RGX-314. Representing innovations in both gene therapy and alternative routes of drug delivery, RGX-314 (RegenxBio) is an AAV8 vector encoding an anti-VEGF monoclonal antibody fragment that is being studied for subretinal or suprachoroidal delivery. Based on Phase I and II results in nAMD, the Phase II ALTITUDE trial is evaluating RGX-314 on the Diabetic Retinopathy Severity Scale at 48 weeks in patients with nonproliferative DR or mild proliferative DR without center-involved DME.10 The trial, expected to be completed in early 2023, is evaluating two doses of RGX314 delivered suprachoroidally using the RegenxBio Suprachoroidal Space (SCS) Microinjector, which could be employed for in-office injections. Results from the first cohort of 15 patients getting the lower dose of RGX-314, compared to five controls, suggest good tolerability of RGX-314, with a few reports of conjunctival hyperemia or hemorrhage.
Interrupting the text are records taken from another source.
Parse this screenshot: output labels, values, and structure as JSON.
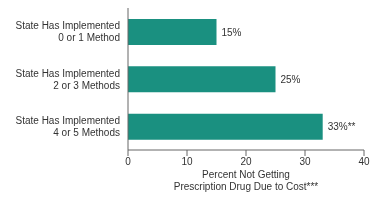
{
  "chart_data": {
    "type": "bar",
    "orientation": "horizontal",
    "categories": [
      "State Has Implemented\n4 or 5 Methods",
      "State Has Implemented\n2 or 3 Methods",
      "State Has Implemented\n0 or 1 Method"
    ],
    "values": [
      33,
      25,
      15
    ],
    "value_labels": [
      "33%**",
      "25%",
      "15%"
    ],
    "data_labels": true,
    "color": "#1a9080",
    "xlabel": "Percent Not Getting\nPrescription Drug Due to Cost***",
    "xlim": [
      0,
      40
    ],
    "xticks": [
      0,
      10,
      20,
      30,
      40
    ],
    "grid": false
  }
}
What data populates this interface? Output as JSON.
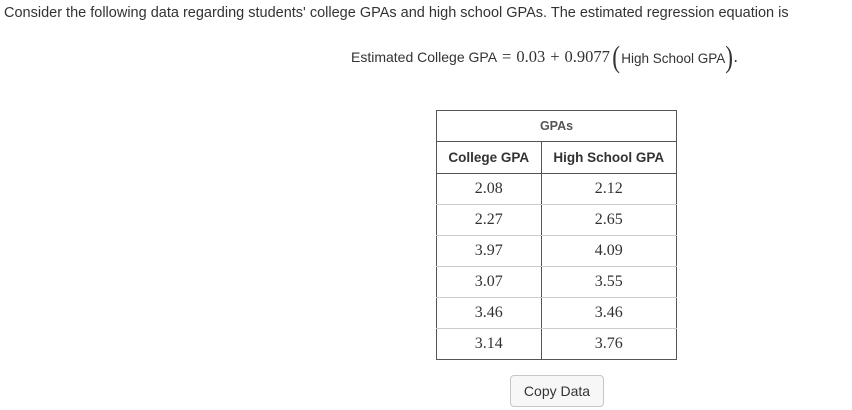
{
  "intro_text": "Consider the following data regarding students' college GPAs and high school GPAs. The estimated regression equation is",
  "equation": {
    "lhs": "Estimated College GPA",
    "equals": "=",
    "intercept": "0.03",
    "plus": "+",
    "slope": "0.9077",
    "open_paren": "(",
    "variable": "High School GPA",
    "close_paren": ")",
    "period": "."
  },
  "table": {
    "group_header": "GPAs",
    "columns": [
      "College GPA",
      "High School GPA"
    ],
    "rows": [
      [
        "2.08",
        "2.12"
      ],
      [
        "2.27",
        "2.65"
      ],
      [
        "3.97",
        "4.09"
      ],
      [
        "3.07",
        "3.55"
      ],
      [
        "3.46",
        "3.46"
      ],
      [
        "3.14",
        "3.76"
      ]
    ]
  },
  "copy_button_label": "Copy Data"
}
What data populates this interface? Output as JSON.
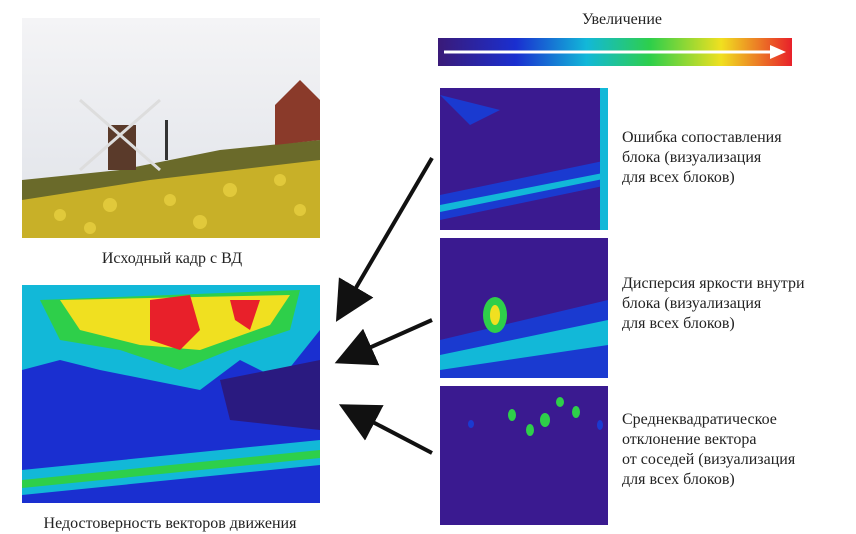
{
  "source_frame": {
    "caption": "Исходный кадр с ВД"
  },
  "result": {
    "caption": "Недостоверность векторов движения"
  },
  "scale": {
    "label": "Увеличение"
  },
  "panels": [
    {
      "lines": [
        "Ошибка сопоставления",
        "блока (визуализация",
        "для всех блоков)"
      ]
    },
    {
      "lines": [
        "Дисперсия яркости внутри",
        "блока (визуализация",
        "для всех блоков)"
      ]
    },
    {
      "lines": [
        "Среднеквадратическое",
        "отклонение вектора",
        "от соседей (визуализация",
        "для всех блоков)"
      ]
    }
  ]
}
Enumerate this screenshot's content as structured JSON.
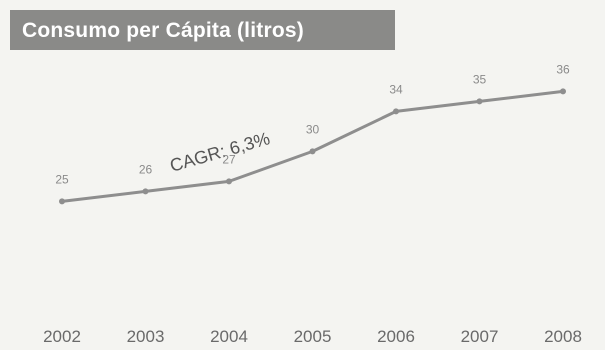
{
  "chart_data": {
    "type": "line",
    "title": "Consumo per Cápita (litros)",
    "categories": [
      "2002",
      "2003",
      "2004",
      "2005",
      "2006",
      "2007",
      "2008"
    ],
    "values": [
      25,
      26,
      27,
      30,
      34,
      35,
      36
    ],
    "annotation": "CAGR: 6,3%",
    "ylim": [
      15,
      40
    ],
    "grid": false,
    "legend": "none",
    "colors": {
      "line": "#8e8e8e",
      "title_bar": "#8a8a88",
      "background": "#f4f4f1"
    }
  }
}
One patient developing mild episcleritis; none developed IOI.11 Treated patients demonstrated stable BCVA and one-third had at least a two-step improvement in DRSS. While these results are encouraging, some authors propose that suprachoroidal AAV8 may induce a different immune response than intravitreal therapy, with a greater potential for vitritis and chorioretinitis.12. Several additional molecular pathways relevant to DR are being studied, but few of the corresponding drugs have reached or shown positive results at the Phase II stage. OPT302 (Opthea) is an intravitreally injected anti-VEGF R3 receptor fusion protein that acts as a “trap” molecule to block VEGF-C and VEGF-D. A Phase IIa trial evaluated a combination of OPT-302 and aflibercept in patients with persistent CI-DME follow.